Like Sista, I was never part of the coach’s inner circle either, and I can’t help but feel like the short-lived conversations in the locker room had something to do with it. My one attempt at not joining the team for prayer was not well received. And, in times of exhaustion, he would say, “I just don’t understand you.”

So I never felt like one of his guys. I will say that he did give me several opportunities to start throughout my time there, sharing the duty almost 50/50 in my junior and senior year, but this always felt more like a punishment to his players than an opportunity for me to play more. I was an outsider in two worlds, one of a handful of Asian students in an otherwise predominantly white school, and as the only nonbeliever in the locker room. But I don’t have any hard feelings toward my coach. He was well into his sixties by that time, and even as a 16-year-old, I had a sense of him being a man from a different era constantly trying to reconcile how he should interact with a community he no longer recognized. In my senior year, the team was half non-white players, the most ever in school history at the time. It was also our worst season during my four years in high school, and our coach’s last.

It is easier, and often wiser, for nonbelievers in spaces infused with religious ethos to keep our thoughts to ourselves. In the end, I mostly kept my mouth shut, and pretended to pray. I just wanted to play basketball. I’d often keep my eyes open and watch everyone else during prayers. Occasionally, one of my teammates would open their eyes, too. Sometimes we’d share a knowing glance, a nod, but never spoke about it.

Arian Foster’s announcement has, for better or worse, started a national conversation on atheism. He is an uncommon face for nonbelievers; young and black, a star athlete playing a sport that is almost itself a religion. Foster represents and speaks to a demographic that other atheist spokesmen like Bill Maher and Richard Dawkins cannot; and he does so with a story of tolerance.

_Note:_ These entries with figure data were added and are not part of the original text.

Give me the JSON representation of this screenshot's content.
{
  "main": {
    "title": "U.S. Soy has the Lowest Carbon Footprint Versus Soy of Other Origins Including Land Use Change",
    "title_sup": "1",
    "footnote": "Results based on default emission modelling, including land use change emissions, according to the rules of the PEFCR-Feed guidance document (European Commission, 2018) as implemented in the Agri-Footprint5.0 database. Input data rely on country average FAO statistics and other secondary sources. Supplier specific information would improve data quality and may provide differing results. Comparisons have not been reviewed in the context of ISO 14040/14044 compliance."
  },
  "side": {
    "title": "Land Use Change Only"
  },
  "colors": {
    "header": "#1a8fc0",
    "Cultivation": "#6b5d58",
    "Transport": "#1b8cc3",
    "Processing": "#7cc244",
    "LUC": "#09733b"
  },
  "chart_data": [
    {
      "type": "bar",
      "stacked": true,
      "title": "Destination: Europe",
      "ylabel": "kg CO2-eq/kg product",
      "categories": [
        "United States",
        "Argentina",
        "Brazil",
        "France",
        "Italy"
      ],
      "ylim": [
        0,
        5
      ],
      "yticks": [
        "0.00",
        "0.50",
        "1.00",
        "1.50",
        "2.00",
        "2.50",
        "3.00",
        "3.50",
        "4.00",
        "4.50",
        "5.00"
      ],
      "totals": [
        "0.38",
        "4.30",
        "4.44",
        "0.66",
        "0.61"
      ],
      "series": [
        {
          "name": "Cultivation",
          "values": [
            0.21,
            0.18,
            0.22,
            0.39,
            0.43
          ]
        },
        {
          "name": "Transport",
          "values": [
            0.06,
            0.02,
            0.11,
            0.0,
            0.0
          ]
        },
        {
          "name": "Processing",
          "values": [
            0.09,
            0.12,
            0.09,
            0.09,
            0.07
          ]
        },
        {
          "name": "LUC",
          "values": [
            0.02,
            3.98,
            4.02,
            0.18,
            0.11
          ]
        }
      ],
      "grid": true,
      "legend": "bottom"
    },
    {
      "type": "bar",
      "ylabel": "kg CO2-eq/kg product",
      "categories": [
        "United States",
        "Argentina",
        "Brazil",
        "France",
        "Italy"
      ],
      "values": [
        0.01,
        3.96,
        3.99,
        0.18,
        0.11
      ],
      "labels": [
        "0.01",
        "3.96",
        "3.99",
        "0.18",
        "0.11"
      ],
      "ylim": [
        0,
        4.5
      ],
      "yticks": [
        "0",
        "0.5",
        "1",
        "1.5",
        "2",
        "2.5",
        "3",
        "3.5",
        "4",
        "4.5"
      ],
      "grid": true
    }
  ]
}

I don’t know that I would have done anything differently had Foster been around while I was in school. He is, after all, a multi-millionaire, and apparently very comfortable with sacrificing public approval for self-determination at this point in his life. Not everyone, by circumstance, is willing to take that trade off. There are still consequences to opting out of something everyone else on the team has accepted as ritual. Foster’s is an openly defiant act, but what he has done is less about calling nonbelievers to stand up against religion in sports, and more about letting those, who have been in the same kind of locker rooms, know that someone else like them has been there before.